Sus compañeros asintieron, pero su acuerdo venía de buenas intenciones.
—Atlas, incluso si no entras en la sección estrella, siempre has sido una estrella para nosotros.
—Así es. Haz lo que sueles hacer y ya estamos orgullosos de ti por darle tanto orgullo a nuestra sección.
—No te preocupes. Si la sección estrella intenta burlarse de ti, ¡te protegeremos!
Todos ellos, a pesar de sus rostros desgastados, ofrecieron una sonrisa sincera. Atlas, por otro lado, agradeció sus amables palabras. Pero, desafortunadamente…
—No quiero retirarme —dijo Atlas y lentamente le echó una mirada a Theo—. Theo, aunque nadie nos culpará, una apuesta es una apuesta. Si perdemos, ambos tendremos que retirarnos. Espero que tu confianza provenga del hecho de que estudiaste mucho, pero no de que estés pensando en retractarte de tus palabras.
La sonrisa confiada en el rostro de Theo se desvaneció, notando que la atención se desplazaba hacia él.

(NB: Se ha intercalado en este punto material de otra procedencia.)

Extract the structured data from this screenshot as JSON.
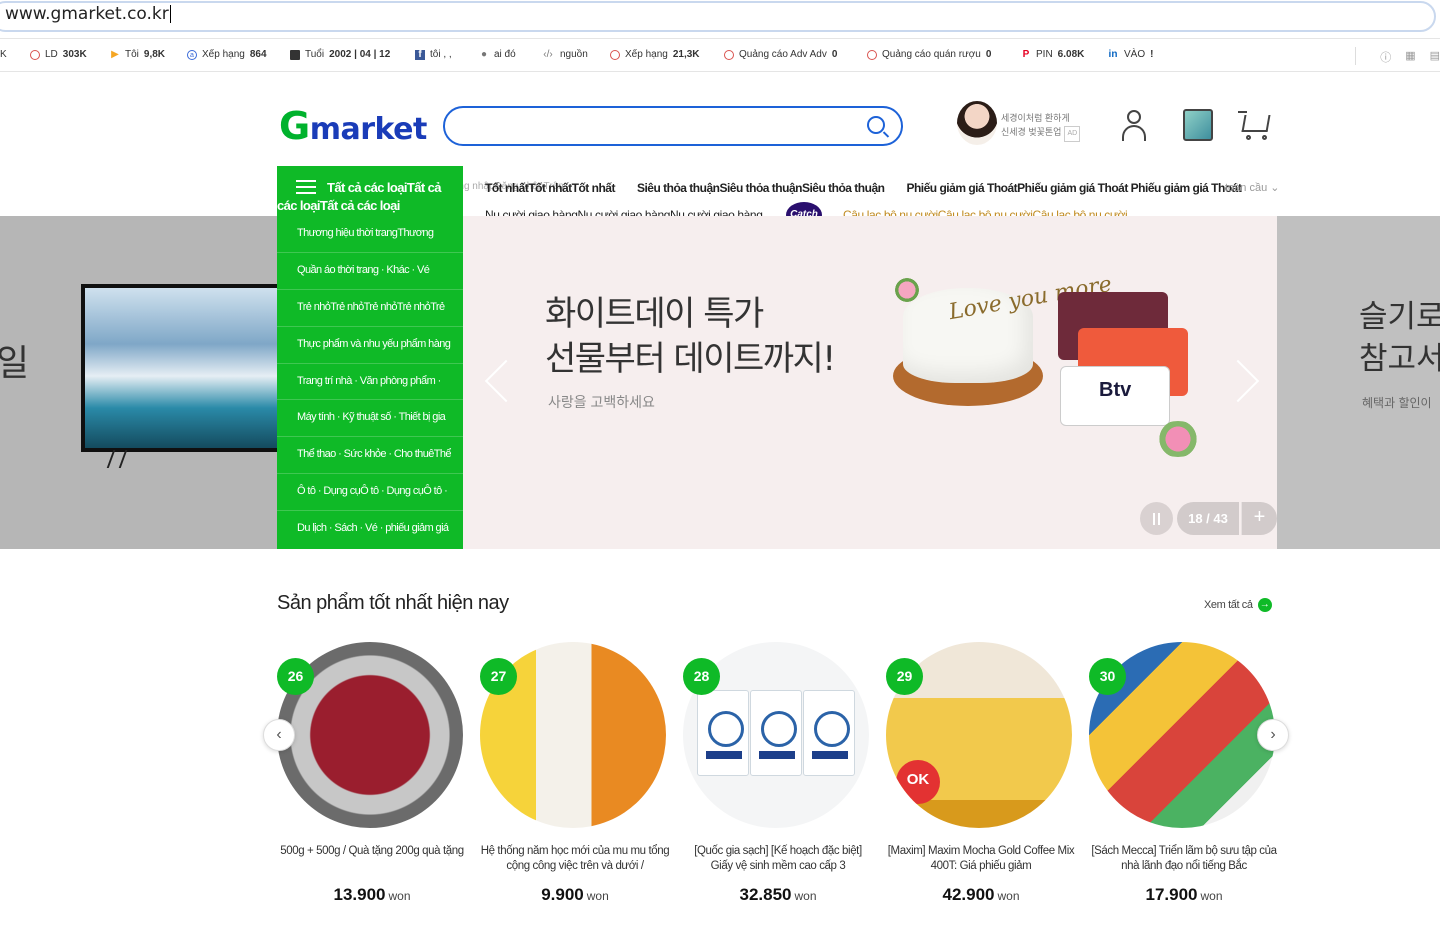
{
  "browser": {
    "url": "www.gmarket.co.kr",
    "bookmarks": [
      {
        "label": "LD",
        "value": "303K"
      },
      {
        "label": "Tôi",
        "value": "9,8K"
      },
      {
        "label": "Xếp hạng",
        "value": "864"
      },
      {
        "label": "Tuổi",
        "value": "2002 | 04 | 12"
      },
      {
        "label": "tôi , ,",
        "value": ""
      },
      {
        "label": "ai đó",
        "value": ""
      },
      {
        "label": "nguồn",
        "value": ""
      },
      {
        "label": "Xếp hạng",
        "value": "21,3K"
      },
      {
        "label": "Quảng cáo Adv Adv",
        "value": "0"
      },
      {
        "label": "Quảng cáo quán rượu",
        "value": "0"
      },
      {
        "label": "PIN",
        "value": "6.08K"
      },
      {
        "label": "VÀO",
        "value": "!"
      }
    ],
    "bookmark_first": "K"
  },
  "header": {
    "logo_g": "G",
    "logo_rest": "market",
    "search_placeholder": "",
    "ad": {
      "line1": "세경이처럼 환하게",
      "line2": "신세경 벚꽃톤업",
      "badge": "AD"
    }
  },
  "category": {
    "title": "Tất cả các loạiTất cả",
    "title2": "các loạiTất cả các loại",
    "items": [
      "Thương hiệu thời trangThương",
      "Quần áo thời trang · Khác · Vé",
      "Trẻ nhỏTrẻ nhỏTrẻ nhỏTrẻ nhỏTrẻ",
      "Thực phẩm và nhu yếu phẩm hàng",
      "Trang trí nhà · Văn phòng phẩm ·",
      "Máy tính · Kỹ thuật số · Thiết bị gia",
      "Thể thao · Sức khỏe · Cho thuêThể",
      "Ô tô · Dụng cụÔ tô · Dụng cụÔ tô ·",
      "Du lịch · Sách · Vé · phiếu giảm giá"
    ]
  },
  "topnav": {
    "ghost": "oopĐăng nhậpĐăng nhậpĐăng nhậpTrên",
    "items": [
      "Tốt nhấtTốt nhấtTốt nhất",
      "Siêu thỏa thuậnSiêu thỏa thuậnSiêu thỏa thuận",
      "Phiếu giảm giá ThoátPhiếu giảm giá Thoát Phiếu giảm giá Thoát"
    ],
    "right": "toàn cầu ⌄",
    "sub": "Nụ cười giao hàngNụ cười giao hàngNụ cười giao hàng",
    "catch": "Catch",
    "club": "Câu lạc bộ nụ cườiCâu lạc bộ nụ cườiCâu lạc bộ nụ cười"
  },
  "banner": {
    "left_text": "일",
    "headline1": "화이트데이 특가",
    "headline2": "선물부터 데이트까지!",
    "sub": "사랑을 고백하세요",
    "topper": "Love you more",
    "card_b": "Btv",
    "counter": "18 / 43",
    "plus": "+",
    "right_line1": "슬기로",
    "right_line2": "참고서",
    "right_sub": "혜택과 할인이"
  },
  "best": {
    "title": "Sản phẩm tốt nhất hiện nay",
    "see_all": "Xem tất cả",
    "products": [
      {
        "rank": "26",
        "name": "500g + 500g / Quà tặng 200g quà tặng",
        "price": "13.900",
        "unit": "won"
      },
      {
        "rank": "27",
        "name": "Hệ thống năm học mới của mu mu tổng cộng công việc trên và dưới /",
        "price": "9.900",
        "unit": "won"
      },
      {
        "rank": "28",
        "name": "[Quốc gia sạch] [Kế hoạch đặc biệt] Giấy vệ sinh mềm cao cấp 3",
        "price": "32.850",
        "unit": "won"
      },
      {
        "rank": "29",
        "name": "[Maxim] Maxim Mocha Gold Coffee Mix 400T: Giá phiếu giảm",
        "price": "42.900",
        "unit": "won"
      },
      {
        "rank": "30",
        "name": "[Sách Mecca] Triển lãm bộ sưu tập của nhà lãnh đạo nổi tiếng Bắc",
        "price": "17.900",
        "unit": "won"
      }
    ]
  },
  "icons": {
    "bm_circle": "ring-icon",
    "bm_play": "▶",
    "bm_fb": "f",
    "bm_in": "in",
    "bm_pin": "P",
    "accent": "#0fba27",
    "brand_blue": "#1d62d8"
  }
}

—¡Por supuesto que no! —entonó con un dejo de nerviosismo—. Pero lo que estoy diciendo es, la sección estrella es
—Son un oponente digno. Por eso los estamos desafiando como retadores porque eran campeones. Sin embargo, no eran inalcanzables, ya que solo estaban en la cima de una montaña pero no en la luna —continuó Atlas lo que pensaba que Theo estaba a punto de decir—. Hagámoslo bien, Theo.
Theo intentó sonreír pero fracasó miserablemente. —Sí —sí, por supuesto.
—¡Theo, buena suerte!
—¡Buena suerte a los dos!
—¡Ponemos toda nuestra confianza en ambos~
Sus compañeros los animaron, tratando de elevar la moral de Atlas y Theo. Atlas ignoró los ánimos, pero el efecto en Theo fue completamente opuesto. Theo caminó desganadamente hacia su asiento, tratando de mantener la sonrisa.
En el fondo de su corazón, Theo no podía evitar entrar en pánico.
«¿¡Está hablando en serio!?», pensó mentalmente, echando un vistazo a Atlas, solo para ver que este cerraba los ojos para concentrarse. «¿¡Realmente se retirará si perdemos?! ¡Ese tío está loco!!!»
Theo solo había aceptado esta apuesta porque fue incluido en ella a regañadientes. Sin embargo, ganó confianza al pensar que, siendo dos, si podía hacer que Atlas no quisiera retirarse, podrían simplemente olvidarse del asunto.
Pero si Atlas estaba decidido a retirarse, ¡entonces Theo también tendría que hacerlo! Si no lo hacía, todos pensarían que Theo era alguien que no valoraba sus propias palabras.
Theo hizo un puño mientras miraba hacia abajo. «¡Mierda, mierda, mierda! ¡Estos Bennets! Primero, acusaron a Patricia de algo terrible, ¿y ahora esto?! Realmente están tratando de jodernos, ¿verdad? ¡Incluso esta apuesta fue orquestada por su hermana perdida hace tiempo! ¿Habían planeado esto desde el principio?»
Theo apretó los dientes, maldiciendo a Atlas en su corazón.
«Está bien. Estudié mucho. Estudié duro e incluso contraté a los mejores tutores que hay», se decía a sí mismo, cerrando los ojos y asintiendo. «Esto lo tengo. Sobresalí en todos los exámenes de simulacro y lecciones avanzadas. ¡Este examen final es pan comido!»
Despacio, Theo se calmó y se concentró en el asunto. Tal vez no sería capaz de alcanzar a la sección estrella, pero mientras mantuviera el primer puesto de su sección, nadie le culparía si se retractaba de sus palabras.
«Ya vencí a Atlas una vez», se dijo a sí mismo, deslizando sus ojos en dirección a Atlas. «Siempre y cuando mantenga el puesto número 1, él se quedará en segundo y yo me salvaré!»